Head of Research & Chief Economist PT Mirae Asset Sekuritas Indonesia, Rully Arya Wisnubroto, menilai bahwa penerapan short selling harus dilakukan dengan hati-hati, terutama jika bersamaan dengan kebijakan lain seperti perubahan batas minimum harga saham.

“Jadi kalau diterapkan secara bersamaan saya rasa harus lebih berhati-hati, ada risiko,” kata Rully dalam acara Media Day Mirae Asset Sekuritas, Selasa (15/9/2026).

Menurut Rully, risiko utama dari penerapan kedua kebijakan ini secara simultan adalah munculnya sentimen negatif yang berlebihan di pasar saham. Kombinasi ini berpotensi membuat pergerakan harga saham menjadi lebih ekstrem, khususnya pada saham berharga rendah. Investor bisa menghadapi perubahan harga yang lebih signifikan ketika tekanan jual meningkat.

Short Selling Mulai Dihidupkan

BEI menerapkan kembali pembiayaan transaksi short selling secara bertahap sebagai tindak lanjut arahan dari Otoritas Jasa Keuangan (OJK). Direktur Perdagangan dan Pengaturan Anggota BEI Irvan Susandy dan Direktur Pengembangan BEI Iding Pardi menyatakan bahwa penerapan kebijakan ini tetap mempertimbangkan kesiapan infrastruktur, mitigasi risiko, serta efektivitas pengawasan.

“OJK telah menyampaikan arahan kepada Bursa, untuk Bursa dapat melakukan implementasi Pembiayaan Transaksi short selling secara bertahap, dengan tetap memperhatikan kesiapan infrastruktur, mitigasi risiko yang memadai, dan efektivitas pengawasan,” demikian bunyi pengumuman BEI, Senin (14/9/2026).

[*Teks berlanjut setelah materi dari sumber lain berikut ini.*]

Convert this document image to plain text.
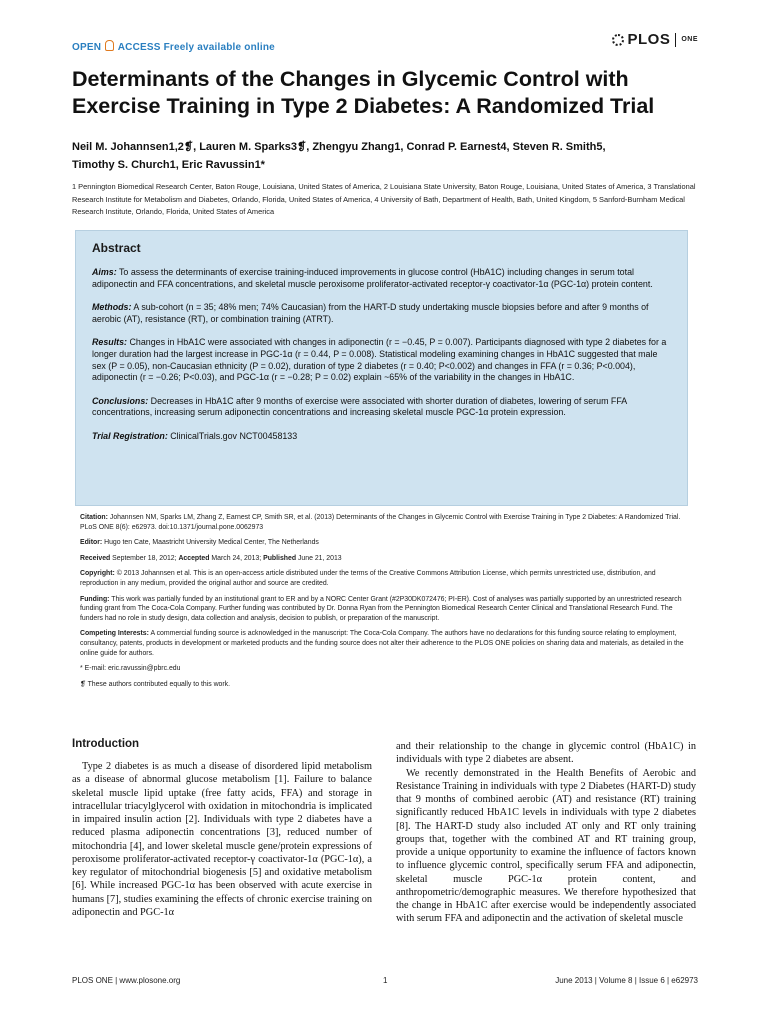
OPEN ACCESS Freely available online	PLOS ONE
Determinants of the Changes in Glycemic Control with Exercise Training in Type 2 Diabetes: A Randomized Trial
Neil M. Johannsen1,2❡, Lauren M. Sparks3❡, Zhengyu Zhang1, Conrad P. Earnest4, Steven R. Smith5,
Timothy S. Church1, Eric Ravussin1*
1 Pennington Biomedical Research Center, Baton Rouge, Louisiana, United States of America, 2 Louisiana State University, Baton Rouge, Louisiana, United States of America, 3 Translational Research Institute for Metabolism and Diabetes, Orlando, Florida, United States of America, 4 University of Bath, Department of Health, Bath, United Kingdom, 5 Sanford-Burnham Medical Research Institute, Orlando, Florida, United States of America
Abstract
Aims: To assess the determinants of exercise training-induced improvements in glucose control (HbA1C) including changes in serum total adiponectin and FFA concentrations, and skeletal muscle peroxisome proliferator-activated receptor-γ coactivator-1α (PGC-1α) protein content.
Methods: A sub-cohort (n = 35; 48% men; 74% Caucasian) from the HART-D study undertaking muscle biopsies before and after 9 months of aerobic (AT), resistance (RT), or combination training (ATRT).
Results: Changes in HbA1C were associated with changes in adiponectin (r = −0.45, P = 0.007). Participants diagnosed with type 2 diabetes for a longer duration had the largest increase in PGC-1α (r = 0.44, P = 0.008). Statistical modeling examining changes in HbA1C suggested that male sex (P = 0.05), non-Caucasian ethnicity (P = 0.02), duration of type 2 diabetes (r = 0.40; P<0.002) and changes in FFA (r = 0.36; P<0.004), adiponectin (r = −0.26; P<0.03), and PGC-1α (r = −0.28; P = 0.02) explain ~65% of the variability in the changes in HbA1C.
Conclusions: Decreases in HbA1C after 9 months of exercise were associated with shorter duration of diabetes, lowering of serum FFA concentrations, increasing serum adiponectin concentrations and increasing skeletal muscle PGC-1α protein expression.
Trial Registration: ClinicalTrials.gov NCT00458133

Citation: Johannsen NM, Sparks LM, Zhang Z, Earnest CP, Smith SR, et al. (2013) Determinants of the Changes in Glycemic Control with Exercise Training in Type 2 Diabetes: A Randomized Trial. PLoS ONE 8(6): e62973. doi:10.1371/journal.pone.0062973

Editor: Hugo ten Cate, Maastricht University Medical Center, The Netherlands

Received September 18, 2012; Accepted March 24, 2013; Published June 21, 2013

Copyright: © 2013 Johannsen et al. This is an open-access article distributed under the terms of the Creative Commons Attribution License, which permits unrestricted use, distribution, and reproduction in any medium, provided the original author and source are credited.

Funding: This work was partially funded by an institutional grant to ER and by a NORC Center Grant (#2P30DK072476; PI-ER). Cost of analyses was partially supported by an unrestricted research funding grant from The Coca-Cola Company. Further funding was contributed by Dr. Donna Ryan from the Pennington Biomedical Research Center Clinical and Translational Research Fund. The funders had no role in study design, data collection and analysis, decision to publish, or preparation of the manuscript.

Competing Interests: A commercial funding source is acknowledged in the manuscript: The Coca-Cola Company. The authors have no declarations for this funding source relating to employment, consultancy, patents, products in development or marketed products and the funding source does not alter their adherence to the PLOS ONE policies on sharing data and materials, as detailed in the online guide for authors.

* E-mail: eric.ravussin@pbrc.edu

❡ These authors contributed equally to this work.

Introduction
Type 2 diabetes is as much a disease of disordered lipid metabolism as a disease of abnormal glucose metabolism [1]. Failure to balance skeletal muscle lipid uptake (free fatty acids, FFA) and storage in intracellular triacylglycerol with oxidation in mitochondria is implicated in impaired insulin action [2]. Individuals with type 2 diabetes have a reduced plasma adiponectin concentrations [3], reduced number of mitochondria [4], and lower skeletal muscle gene/protein expressions of peroxisome proliferator-activated receptor-γ coactivator-1α (PGC-1α), a key regulator of mitochondrial biogenesis [5] and oxidative metabolism [6]. While increased PGC-1α has been observed with acute exercise in humans [7], studies examining the effects of chronic exercise training on adiponectin and PGC-1α
and their relationship to the change in glycemic control (HbA1C) in individuals with type 2 diabetes are absent.
We recently demonstrated in the Health Benefits of Aerobic and Resistance Training in individuals with type 2 Diabetes (HART-D) study that 9 months of combined aerobic (AT) and resistance (RT) training significantly reduced HbA1C levels in individuals with type 2 diabetes [8]. The HART-D study also included AT only and RT only training groups that, together with the combined AT and RT training group, provide a unique opportunity to examine the influence of factors known to influence glycemic control, specifically serum FFA and adiponectin, skeletal muscle PGC-1α protein content, and anthropometric/demographic measures. We therefore hypothesized that the change in HbA1C after exercise would be independently associated with serum FFA and adiponectin and the activation of skeletal muscle
PLOS ONE | www.plosone.org	1	June 2013 | Volume 8 | Issue 6 | e62973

Implementasi kembali short selling berlaku mulai 15 September 2026, setelah sebelumnya mengalami beberapa kali penundaan berdasarkan arahan OJK. Selanjutnya, BEI akan menerbitkan Daftar Efek short selling sebagai acuan transaksi pada 28 September 2026, yang akan berlaku efektif pada Oktober 2026.

“Bursa akan menerbitkan Daftar Efek Short Selling sebagaimana diatur dalam ketentuan III.2 Peraturan Bursa Nomor II-H tentang Persyaratan dan Perdagangan Efek dalam Transaksi Margin dan Transaksi Short Selling pada tanggal 28 September 2026,” tulis Irvan dan Iding.

Kebijakan ini merupakan respons atas surat OJK Nomor S-113/D.04/2026 tertanggal 9 September 2026 mengenai penetapan kebijakan batasan auto rejection, trading halt, dan implementasi short selling. Sebelumnya, implementasi short selling telah ditunda berdasarkan arahan OJK pada September 2025 dan Maret 2026.

Risiko Tambahan

Short selling memungkinkan investor menjual efek yang belum dimiliki dengan mekanisme peminjaman, kemudian membelinya kembali pada harga lebih rendah untuk meraih keuntungan dari selisih harga. Mekanisme ini pada dasarnya dapat meningkatkan efisiensi pembentukan harga dan memberi ruang bagi investor untuk mengambil posisi saat menilai harga saham terlalu tinggi.

Namun, short selling juga berpotensi memperbesar tekanan jual ketika sentimen pasar memburuk. Risiko ini menjadi perhatian apabila diterapkan bersamaan dengan perubahan struktur perdagangan saham berharga rendah.

BEI juga menyiapkan rencana penghapusan batas minimum harga saham Rp 50 di pasar reguler dan pasar tunai. Tujuannya adalah memperbaiki price discovery dan meningkatkan likuiditas saham. Dengan batas harga lebih rendah, saham dapat diperdagangkan pada rentang harga yang lebih luas.

Akan tetapi, kondisi tersebut berpotensi meningkatkan sensitivitas pergerakan harga, terutama pada saham dengan kapitalisasi dan likuiditas rendah. “Kondisi tersebut perlu menjadi perhatian agar perubahan mekanisme perdagangan tidak justru menciptakan volatilitas berlebihan,” jelasnya.